The distinction does not depend on the label attached to the operation but on the concrete conditions under which the material is made available. An experimental trial requires strict framing : limited geographical scope, restricted audience, written prohibition of replanting and marketing, and documented traceability of transfers. Conversely, transfers made without restriction to growers oriented towards commercialisation amount to economic dissemination, even if the parties label them as trials. In the ‘Cripps Pink’ case, it is precisely these factual conditions that tipped the analysis in 2025.

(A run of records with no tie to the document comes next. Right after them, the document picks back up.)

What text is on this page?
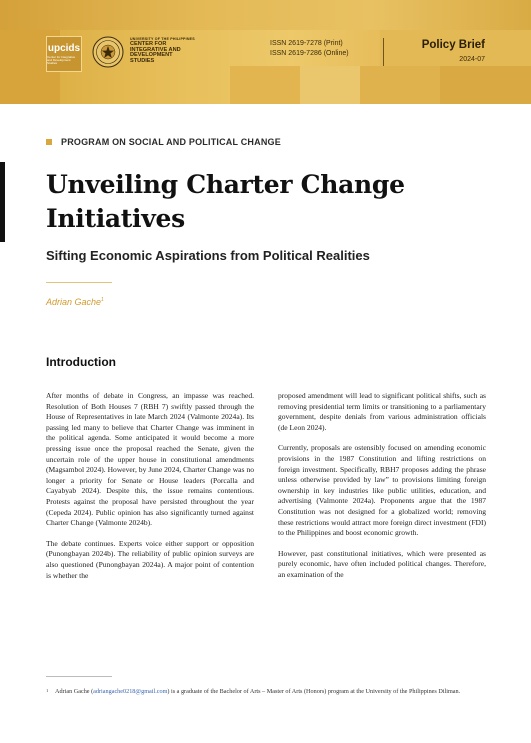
upcids
Center for Integrative and Development Studies
UNIVERSITY OF THE PHILIPPINES
CENTER FOR
INTEGRATIVE AND
DEVELOPMENT
STUDIES
ISSN 2619-7278 (Print)
ISSN 2619-7286 (Online)
Policy Brief
2024-07
PROGRAM ON SOCIAL AND POLITICAL CHANGE
Unveiling Charter Change
Initiatives
Sifting Economic Aspirations from Political Realities
Adrian Gache$^1$
Introduction

After months of debate in Congress, an impasse was reached. Resolution of Both Houses 7 (RBH 7) swiftly passed through the House of Representatives in late March 2024 (Valmonte 2024a). Its passing led many to believe that Charter Change was imminent in the political agenda. Some anticipated it would become a more pressing issue once the proposal reached the Senate, given the uncertain role of the upper house in constitutional amendments (Magsambol 2024). However, by June 2024, Charter Change was no longer a priority for Senate or House leaders (Porcalla and Cayabyab 2024). Despite this, the issue remains contentious. Protests against the proposal have persisted throughout the year (Cepeda 2024). Public opinion has also significantly turned against Charter Change (Valmonte 2024b).

The debate continues. Experts voice either support or opposition (Punongbayan 2024b). The reliability of public opinion surveys are also questioned (Punongbayan 2024a). A major point of contention is whether the

proposed amendment will lead to significant political shifts, such as removing presidential term limits or transitioning to a parliamentary government, despite denials from various administration officials (de Leon 2024).

Currently, proposals are ostensibly focused on amending economic provisions in the 1987 Constitution and lifting restrictions on foreign investment. Specifically, RBH7 proposes adding the phrase unless otherwise provided by law” to provisions limiting foreign ownership in key industries like public utilities, education, and advertising (Valmonte 2024a). Proponents argue that the 1987 Constitution was not designed for a globalized world; removing these restrictions would attract more foreign direct investment (FDI) to the Philippines and boost economic growth.

However, past constitutional initiatives, which were presented as purely economic, have often included political changes. Therefore, an examination of the

1	Adrian Gache (adriangache0218@gmail.com) is a graduate of the Bachelor of Arts – Master of Arts (Honors) program at the University of the Philippines Diliman.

3. The breeder’s implied consent : what does it change in practice ?

Everything. Before this judgment, one could reasonably assume that the absence of a formal licence was sufficient to exclude the breeder’s consent. The General Court now accepts that consent may be inferred from the circumstances : unrestricted transfers, lack of patent or other intellectual property protection, broader context oriented towards economic exploitation. For breeders, this means that contractual silence is no longer protective : what is not expressly prohibited may be interpreted as tacitly authorised.

4. What are the concrete risks for licensees and operators if nullity is ultimately granted ?

For Community plant variety rights, nullity has retroactive effect (Article 20 of Regulation No. 2100/94 ) : the right is retroactively deprived of its effects. The practical consequences are significant : loss of the exclusive exploitation monopoly, weakening of ongoing licence agreements, possible challenge to royalties already collected, and exposure of operators to actions from third parties who had been subject to the monopoly. Anticipating the risk of nullity when drafting contracts, through warranty clauses, risk-sharing mechanisms or royalty adjustment provisions, has become an operational necessity, not a sophistication.

5. How to secure a variety breeding programme effectively, starting today ?

Four structuring reflexes: (i) formalise in writing any transfer of plant material, even to trusted partners, expressly prohibiting replanting and marketing; (ii) maintain a dated and exhaustive register of transfers (recipient, volume, purpose, restrictions); (iii) anticipate the protection strategy, CPVO filing, possible articulation with a patent, before any economically oriented dissemination; (iv) periodically audit the existing portfolio to identify documentary weaknesses before a third party does it for you.

 

This publication is intended for general public guidance and to highlight issues. It is not intended to apply to specific circumstances or to constitute legal advice.